The Apostolic Datary (Latin: Dataria Apostolica) was one of the five Ufficii di Curia ("Offices of the Curia") in the Roman Curia of the Roman Catholic Church. It was instituted no later than the 14th century AD. Pope Paul VI abolished it in 1967.

==Origin==
According to the De officio et jurisdictione datarii necnon de stylo Datariae of Amydenus and other authorities, the Dataria Apostolica was of very ancient origin, but the previous transaction by other offices of the business that was gradually assigned to it contradicts these authorities. The Dataria was principally entrusted with concession of matrimonial dispensations of external jurisdiction and with collation (ie, conferral) of benefices and rescripts that were reserved to the Apostolic See. To this double faculty was later added the power to grant many other indults and favors. Until the pontificate of Pope Pius IV, matrimonial dispensations were granted through the Apostolic Penitentiaria. Regarding the authority of collation of reserved benefices, it could not have been granted in ancient times because the institution of those reservations is comparatively recent: although some vestige of the reservations is found prior to the twelfth century, the custom was not frequent before Pope Innocent II, and the reservation of benefices was instituted as a general rule (De pract. et dignit., 3, 4, c. 2 (6°)) only from the pontificate of Pope Clement IV. While the office certainly existed in the fourteenth century, and as an independent one, the date of its institution is unknown.

==Constitution==
The Dataria consisted of a cardinal as its principal who was titled the "Pro-Datary" ("Prodatarius") until Sapienti Consilio of Pope Pius X, and thereafter was titled "Datarius" ("Datary"). There was formerly as much discussion of the title of "pro-datary" as of that of "vice chancellor" of the Apostolic Chancery: some contend that the title is derived from the fact that the office dated the rescripts of the Supreme Pontiff, while others that it is derived from the right to grant (dare) the indults and rescripts for which petition was made to the Supreme Pontiff. It is certain that, on account of these faculties, the Datary enjoyed great prestige during the flourishing of the office, when he was denominated the "Oculus Papae" ("Eye of the Pope"). After the Cardinal Datary came the "Subdatary" ("Subdatarius"), a prelate of the Roman Curia who assisted the Datary and assumed almost all of the faculties of the Datary as his substitute on occasion. After the Subdatary came a number of subordinate officials who, as De Luca stated, had enigmatical and sibyllic titles, e. g. the "Prefect of the Per Obitum", "Prefect of the Concessum", "Cashier of the Componenda", and "Officer of the Missis".

==Reform==
Pope Leo XIII reformed the organization of the Dataria to conform it to modern needs. Pope Pius X reduced its functions and re-organized it in his apostolic constitution Sapienti Consilio, which specified that the Dataria was to consist of the Cardinal Datary, the Subdatary, the Prefect and his Surrogate (Sostituto), and a limited number of officials, the Cashier who was ex officio the Distributor, the Reviser, and two scribes of Papal bulls. Sapienti Consilio retained the theological examiners to vet candidates for parishes. Among the offices abrogated was that of the Apostolic Dispatchers, who had no further reason to exist in the context of the general re-organization of the Roman Curia. They had been necessary because private persons in general could not have direct recourse to the Dataria, given that it dealt only with persons it had authorized, whereas after the reform anyone was free to have direct recourse, as with any other department of the Roman Curia.
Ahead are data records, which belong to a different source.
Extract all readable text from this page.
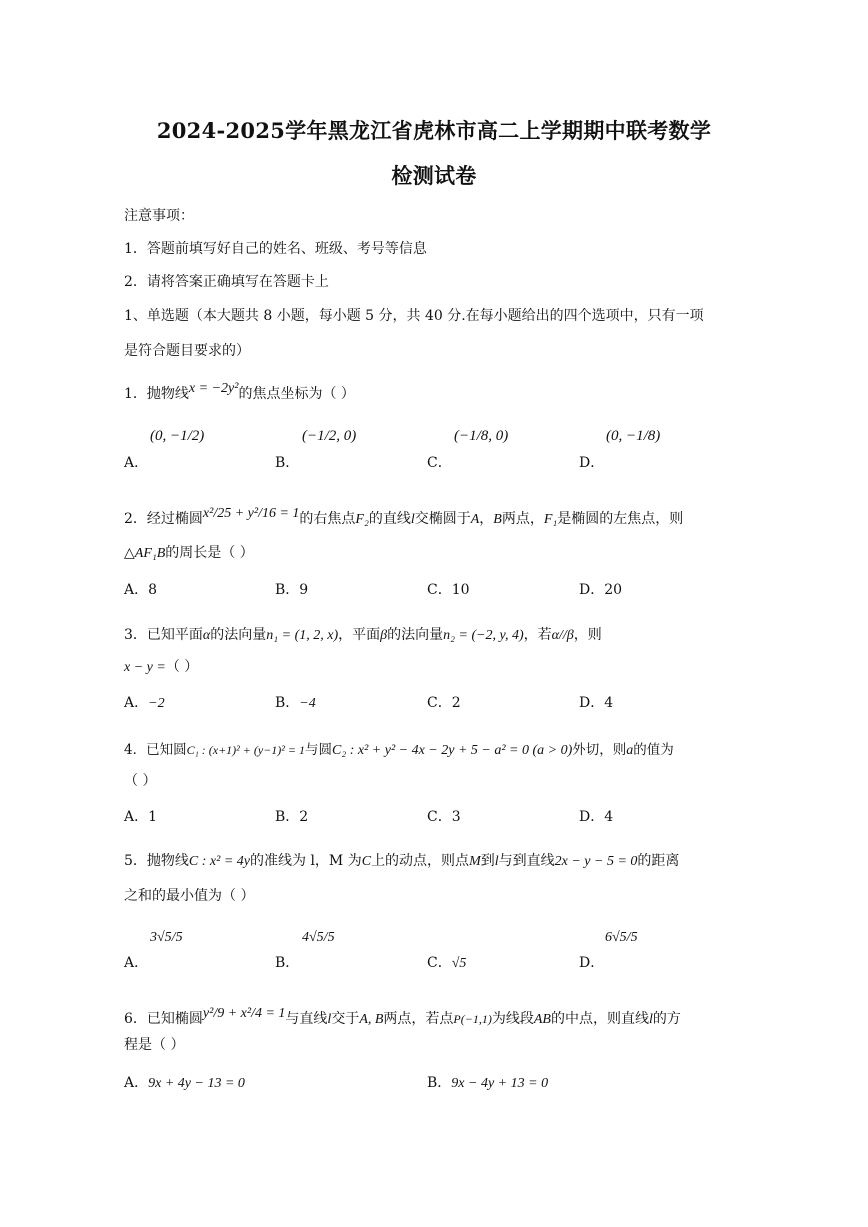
2024-2025学年黑龙江省虎林市高二上学期期中联考数学
检测试卷
注意事项：
1．答题前填写好自己的姓名、班级、考号等信息
2．请将答案正确填写在答题卡上
1、单选题（本大题共 8 小题，每小题 5 分，共 40 分.在每小题给出的四个选项中，只有一项
是符合题目要求的）
1．抛物线x = −2y²的焦点坐标为（ ）
A．
(0, −1/2)
B．
(−1/2, 0)
C．
(−1/8, 0)
D．
(0, −1/8)
2．经过椭圆x²/25 + y²/16 = 1的右焦点F₂的直线l交椭圆于A，B两点，F₁是椭圆的左焦点，则
△AF₁B的周长是（ ）
A．8	B．9	C．10	D．20
3．已知平面α的法向量n₁ = (1, 2, x)，平面β的法向量n₂ = (−2, y, 4)，若α//β，则
x − y =（ ）
A．−2	B．−4	C．2	D．4
4．已知圆C₁ : (x+1)² + (y−1)² = 1与圆C₂ : x² + y² − 4x − 2y + 5 − a² = 0 (a > 0)外切，则a的值为
（ ）
A．1	B．2	C．3	D．4
5．抛物线C : x² = 4y的准线为 l，M 为C上的动点，则点M到l与到直线2x − y − 5 = 0的距离
之和的最小值为（ ）
A．
3√5/5
B．
4√5/5
C．√5	D．
6√5/5
6．已知椭圆y²/9 + x²/4 = 1与直线l交于A, B两点，若点P(−1,1)为线段AB的中点，则直线l的方
程是（ ）
A．9x + 4y − 13 = 0	B．9x − 4y + 13 = 0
To the Dataria, which was commissioned to grant many Papal indults and concessions, remained only the evaluation the fitness of candidates for Consistorial benefices, which were reserved to the Apostolic See; writing and dispatching the Apostolic Letters for the collation of such benefices; to dispense from conditions specifically regulating them; and to providing for the pensions or for the application of such fees as imposed by the Pope in relation to the collation of those benefices.

The procedures of the Dataria were complex and primarily regulated by a set of customs, which the officials of the Dataria zealously guarded, being generally laity laymen, and who had by such guarding instituted a species of monopoly of the faculties of the Dataria, as detrimental to the Apostolic See as it was personally profitable to them. Thus it happened that its offices often descended from father to son, while the ecclesiastical superiors of such officials were to a great extent blindly dependent upon them. Pope Leo XIII initiated a reform of this situation and his successor Pope Pius X totally rectified it.

==Abrogation==
After the Second Vatican Council, Pope Paul VI reformed the Roman Curia by the apostolic constitution Regimini Ecclesiae Universae of 15 August 1967, which included the abrogation of the Dataria Apostolica.